For the last part of GSoc, I implemented slicing operations on spectrum objects. Pythonically, this implies overriding the __getitem__ method. This method is passed the slice object and it returns a new spectrum1D object with the requested slicing parameters applied. For example:
>>> from specutils.io import read_fits
>>> spectra = read_fits.read_fits_spectrum1d("test.fits")  # linear spectra file
>>> indexed_spectra = spectra[::2]  # this creates a new spectra object which skips
                                                # every alternate object from the original spectra
>>> spectra.dispersion
[320.66, 321.43, 322.77, 324.23, 326.97, 329.44]
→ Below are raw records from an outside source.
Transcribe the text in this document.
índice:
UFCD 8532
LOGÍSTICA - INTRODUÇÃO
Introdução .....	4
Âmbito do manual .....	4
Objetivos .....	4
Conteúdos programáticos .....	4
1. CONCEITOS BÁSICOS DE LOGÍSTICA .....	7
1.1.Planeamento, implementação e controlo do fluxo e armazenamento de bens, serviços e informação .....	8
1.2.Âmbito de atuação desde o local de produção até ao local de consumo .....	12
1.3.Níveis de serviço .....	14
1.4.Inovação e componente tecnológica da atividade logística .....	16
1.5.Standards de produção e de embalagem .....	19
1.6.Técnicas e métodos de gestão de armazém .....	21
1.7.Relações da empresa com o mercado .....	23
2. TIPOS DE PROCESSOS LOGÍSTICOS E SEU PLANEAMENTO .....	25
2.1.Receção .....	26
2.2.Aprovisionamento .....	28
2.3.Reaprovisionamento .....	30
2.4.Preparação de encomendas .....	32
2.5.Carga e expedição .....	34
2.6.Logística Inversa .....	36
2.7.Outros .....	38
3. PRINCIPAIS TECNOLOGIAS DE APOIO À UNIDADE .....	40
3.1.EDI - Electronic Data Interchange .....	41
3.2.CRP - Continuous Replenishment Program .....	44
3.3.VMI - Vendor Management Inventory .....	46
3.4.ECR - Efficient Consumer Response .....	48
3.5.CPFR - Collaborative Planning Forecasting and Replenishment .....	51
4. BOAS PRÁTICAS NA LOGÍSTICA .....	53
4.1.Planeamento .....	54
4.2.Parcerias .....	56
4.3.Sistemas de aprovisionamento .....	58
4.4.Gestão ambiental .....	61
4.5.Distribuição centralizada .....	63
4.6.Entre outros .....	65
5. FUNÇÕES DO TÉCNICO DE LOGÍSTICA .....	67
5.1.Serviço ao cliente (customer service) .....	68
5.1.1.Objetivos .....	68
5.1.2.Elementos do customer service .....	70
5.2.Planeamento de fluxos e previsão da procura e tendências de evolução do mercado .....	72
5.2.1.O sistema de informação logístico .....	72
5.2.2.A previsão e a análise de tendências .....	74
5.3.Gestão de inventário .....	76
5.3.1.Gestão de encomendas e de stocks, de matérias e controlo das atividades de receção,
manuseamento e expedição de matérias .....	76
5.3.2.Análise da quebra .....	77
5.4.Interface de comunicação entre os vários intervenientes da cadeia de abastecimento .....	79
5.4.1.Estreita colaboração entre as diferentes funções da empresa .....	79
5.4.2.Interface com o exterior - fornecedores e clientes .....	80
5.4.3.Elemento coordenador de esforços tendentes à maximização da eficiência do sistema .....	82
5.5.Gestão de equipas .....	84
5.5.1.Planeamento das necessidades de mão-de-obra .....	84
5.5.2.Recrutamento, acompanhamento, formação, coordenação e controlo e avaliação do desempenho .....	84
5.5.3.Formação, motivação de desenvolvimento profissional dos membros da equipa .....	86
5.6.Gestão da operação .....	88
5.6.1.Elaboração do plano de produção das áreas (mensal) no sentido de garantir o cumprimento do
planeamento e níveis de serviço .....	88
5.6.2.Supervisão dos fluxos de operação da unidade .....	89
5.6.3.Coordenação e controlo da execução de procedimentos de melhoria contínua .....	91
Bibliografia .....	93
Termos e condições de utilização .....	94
>>> indexed_spectra.dispersion
[320.66, 322.77, 326.97]

The spectra can be sliced using the same interface as slicing for python lists. Internally, an indexer model is used to slice the WCS. This is because the WCS is not a list, it is a mapping from input to output. Python slicing operations cannot be directly applied to WCS'es. This indexer model provides an adapter to interface with the slice operations. It also allows WCS'es to slice from negative indices.

For GSoC, this is it. However, I will continue to contribute to Astropy, and specifically to the specutils package. The next step will be to enable transformations between different WCS'es and models, making it easier for users to convert to and fro between different formats.